“Lei non esisteva, non era mai esistita. Le persone non ricordavano il suo volto, il suo nome non era mai lo stesso. Solo nello scatto viveva, diventava reale, per poi tornare a essere l’invisibile creatura a cui nessuno rivolgeva una seconda occhiata”, scrive Francesca Diotallevi, Questo libro si ispira ad un personaggio veramente esistito, Vivian Maier, che morì completamente sola il 21 aprile del 2009. Trascorse una vita in solitudine ad occuparsi dei figli degli altri, entrava in queste vite senza mai costruirsene una sua. L’unica sua compagnia, attraverso cui osservava la realtà era una biottica Rolleiflex, che tra gli anni ’50 e ’70 era considerata la migliore macchina fotografica.

Alla fine tutti i suoi rullini, perchè le foto non le sviluppava, furono ritrovate post mortem e solo allora diventò famosa.

Copertina del libro

Nella narrazione si alternano due piani temporali: Vivian adulta e Vivian bambina. Nel racconto si incontrano diverse figure, alcune positive ma altre che lasciano in lei terribili traumi. La peggiore di tutte è la madre.

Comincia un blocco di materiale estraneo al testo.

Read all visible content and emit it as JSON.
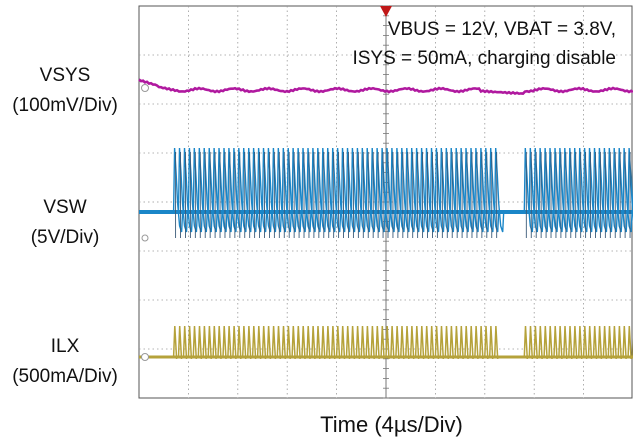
{
  "chart_data": {
    "type": "line",
    "title": "",
    "annotation": [
      "VBUS = 12V, VBAT = 3.8V,",
      "ISYS = 50mA, charging disable"
    ],
    "xlabel": "Time (4µs/Div)",
    "ylabel": "",
    "x_divisions": 10,
    "y_divisions": 8,
    "grid": true,
    "trigger_marker": "top",
    "series": [
      {
        "name_lines": [
          "VSYS",
          "(100mV/Div)"
        ],
        "color": "#b0199f",
        "waveform": "dc-ripple",
        "burst_windows_div": [
          [
            0.5,
            7.5
          ],
          [
            7.7,
            10
          ]
        ]
      },
      {
        "name_lines": [
          "VSW",
          "(5V/Div)"
        ],
        "color": "#1a86c8",
        "waveform": "switching-pulses",
        "burst_windows_div": [
          [
            0.7,
            7.2
          ],
          [
            7.7,
            10
          ]
        ],
        "pulse_period_div": 0.1
      },
      {
        "name_lines": [
          "ILX",
          "(500mA/Div)"
        ],
        "color": "#b5a23a",
        "waveform": "current-pulses",
        "burst_windows_div": [
          [
            0.7,
            7.2
          ],
          [
            7.7,
            10
          ]
        ],
        "pulse_period_div": 0.1
      }
    ]
  }
}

Il tema familiare è molto forte e in certi punti davvero doloroso. L’essere madre e l’essere figlia vengono analizzati da diverse prospettive, fino ad arrendersi all’ineluttabile: non è un rapporto che si può scindere, nemmeno spezzando i legami. Non è una questione di distanza fisica, né emotiva, ma solo di sangue. La rabbia non riduce il bisogno di amore, di accettazione; il distacco impedisce di realizzarsi pienamente come essere umano perché mancherà sempre un tassello. Una lettura difficile, consiglio solo a lettrici forti e temprate.